Armed with a new economic study touting potentially billions of dollars in long-term savings, a grass roots group is revving up an effort to overhaul the state's troubled property insurance market.
The proposed setup, in simplest terms, is to place all hurricane insurance coverage now split between private insurers and the state-run Citizens Property Insurance Corp. into a single, public-private pool.
But leaders of the Shield Our State Coalition acknowledge it isn't so simple to get legislators in Tallahassee to rally behind them. And the clock is ticking.
"We have 21/2 weeks left in our current Legislative session and six weeks left before hurricane season (begins). The Legislature must act now," said Dan Montgomery, a longtime catastrophe claims adjuster and managing director of the coalition.
To garner some attention, the group commissioned Florida economist Hank Fishkind to analyze their plan's benefits. Under three scenarios of heavier-than-average hurricane damage over the next 20 years, Fishkind said the public-private investment pool could save ratepayers between $39 billion and $119 billion.
Lawmakers currently have focused on a two-pronged approach in the latest insurance "fix" — letting Citizens gradually raise premiums to more realistic market rates and to reduce the exposure of the Florida Hurricane Catastrophe Fund (or Cat Fund), the state-run entity that sells cheap reinsurance to help insurance companies cover claims from catastrophic losses.
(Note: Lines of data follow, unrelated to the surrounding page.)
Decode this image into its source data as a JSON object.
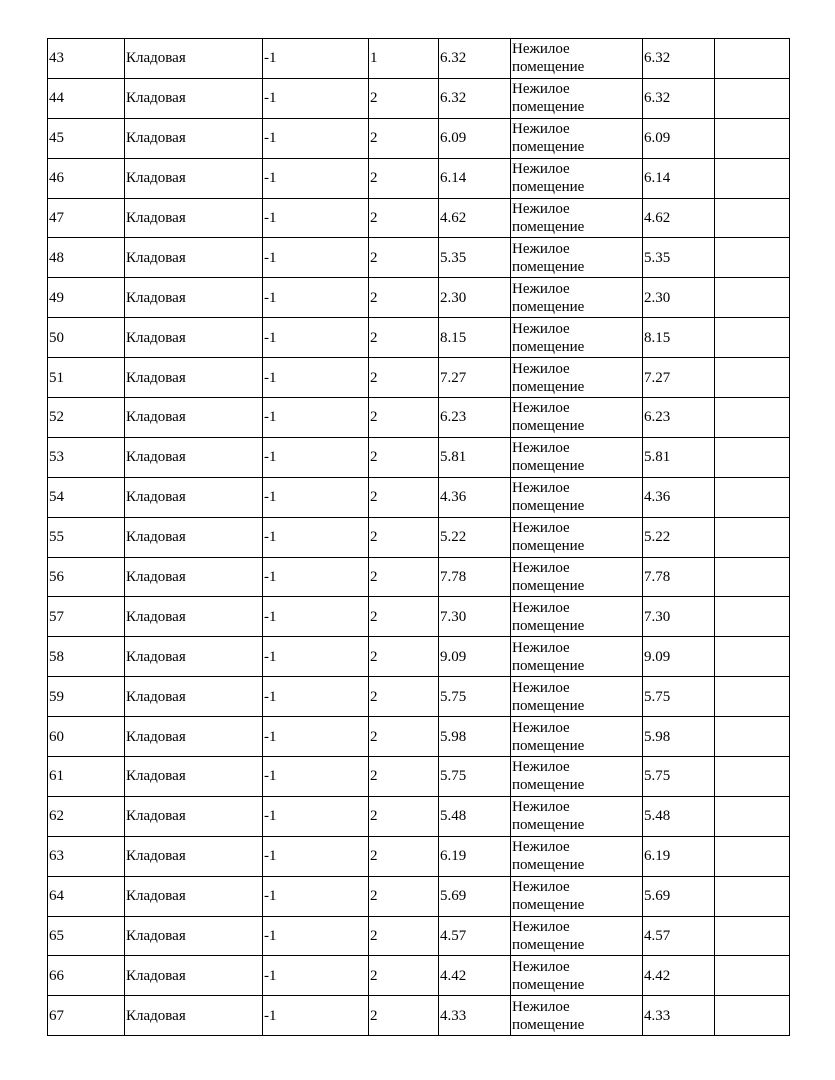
{
  "table": {
    "rows": [
      [
        "43",
        "Кладовая",
        "-1",
        "1",
        "6.32",
        "Нежилое помещение",
        "6.32"
      ],
      [
        "44",
        "Кладовая",
        "-1",
        "2",
        "6.32",
        "Нежилое помещение",
        "6.32"
      ],
      [
        "45",
        "Кладовая",
        "-1",
        "2",
        "6.09",
        "Нежилое помещение",
        "6.09"
      ],
      [
        "46",
        "Кладовая",
        "-1",
        "2",
        "6.14",
        "Нежилое помещение",
        "6.14"
      ],
      [
        "47",
        "Кладовая",
        "-1",
        "2",
        "4.62",
        "Нежилое помещение",
        "4.62"
      ],
      [
        "48",
        "Кладовая",
        "-1",
        "2",
        "5.35",
        "Нежилое помещение",
        "5.35"
      ],
      [
        "49",
        "Кладовая",
        "-1",
        "2",
        "2.30",
        "Нежилое помещение",
        "2.30"
      ],
      [
        "50",
        "Кладовая",
        "-1",
        "2",
        "8.15",
        "Нежилое помещение",
        "8.15"
      ],
      [
        "51",
        "Кладовая",
        "-1",
        "2",
        "7.27",
        "Нежилое помещение",
        "7.27"
      ],
      [
        "52",
        "Кладовая",
        "-1",
        "2",
        "6.23",
        "Нежилое помещение",
        "6.23"
      ],
      [
        "53",
        "Кладовая",
        "-1",
        "2",
        "5.81",
        "Нежилое помещение",
        "5.81"
      ],
      [
        "54",
        "Кладовая",
        "-1",
        "2",
        "4.36",
        "Нежилое помещение",
        "4.36"
      ],
      [
        "55",
        "Кладовая",
        "-1",
        "2",
        "5.22",
        "Нежилое помещение",
        "5.22"
      ],
      [
        "56",
        "Кладовая",
        "-1",
        "2",
        "7.78",
        "Нежилое помещение",
        "7.78"
      ],
      [
        "57",
        "Кладовая",
        "-1",
        "2",
        "7.30",
        "Нежилое помещение",
        "7.30"
      ],
      [
        "58",
        "Кладовая",
        "-1",
        "2",
        "9.09",
        "Нежилое помещение",
        "9.09"
      ],
      [
        "59",
        "Кладовая",
        "-1",
        "2",
        "5.75",
        "Нежилое помещение",
        "5.75"
      ],
      [
        "60",
        "Кладовая",
        "-1",
        "2",
        "5.98",
        "Нежилое помещение",
        "5.98"
      ],
      [
        "61",
        "Кладовая",
        "-1",
        "2",
        "5.75",
        "Нежилое помещение",
        "5.75"
      ],
      [
        "62",
        "Кладовая",
        "-1",
        "2",
        "5.48",
        "Нежилое помещение",
        "5.48"
      ],
      [
        "63",
        "Кладовая",
        "-1",
        "2",
        "6.19",
        "Нежилое помещение",
        "6.19"
      ],
      [
        "64",
        "Кладовая",
        "-1",
        "2",
        "5.69",
        "Нежилое помещение",
        "5.69"
      ],
      [
        "65",
        "Кладовая",
        "-1",
        "2",
        "4.57",
        "Нежилое помещение",
        "4.57"
      ],
      [
        "66",
        "Кладовая",
        "-1",
        "2",
        "4.42",
        "Нежилое помещение",
        "4.42"
      ],
      [
        "67",
        "Кладовая",
        "-1",
        "2",
        "4.33",
        "Нежилое помещение",
        "4.33"
      ]
    ]
  }
}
Shield Our State's plan is to create a state-managed, tax-exempt fund dubbed the Hurricane Insurance Pool, absorbing functions of the CAT Fund as well as Citizens. The pool would use the hurricane portion of property insurance premiums for all residential property insurance policyholders in the state. Instead of relying on a mix of reinsurance and bonds to support the system, the pool would opt out of reinsurance and, instead, try to sell $20 billion in bonds. If there's no storm, it could invest those funds in 10-year Treasury bonds.
Fishkind conceded that it would be difficult to float a $20 billion bond in current financial markets but that there's "a good appetite" for a series of smaller bond issues offering returns 3 percent higher than Treasury bonds.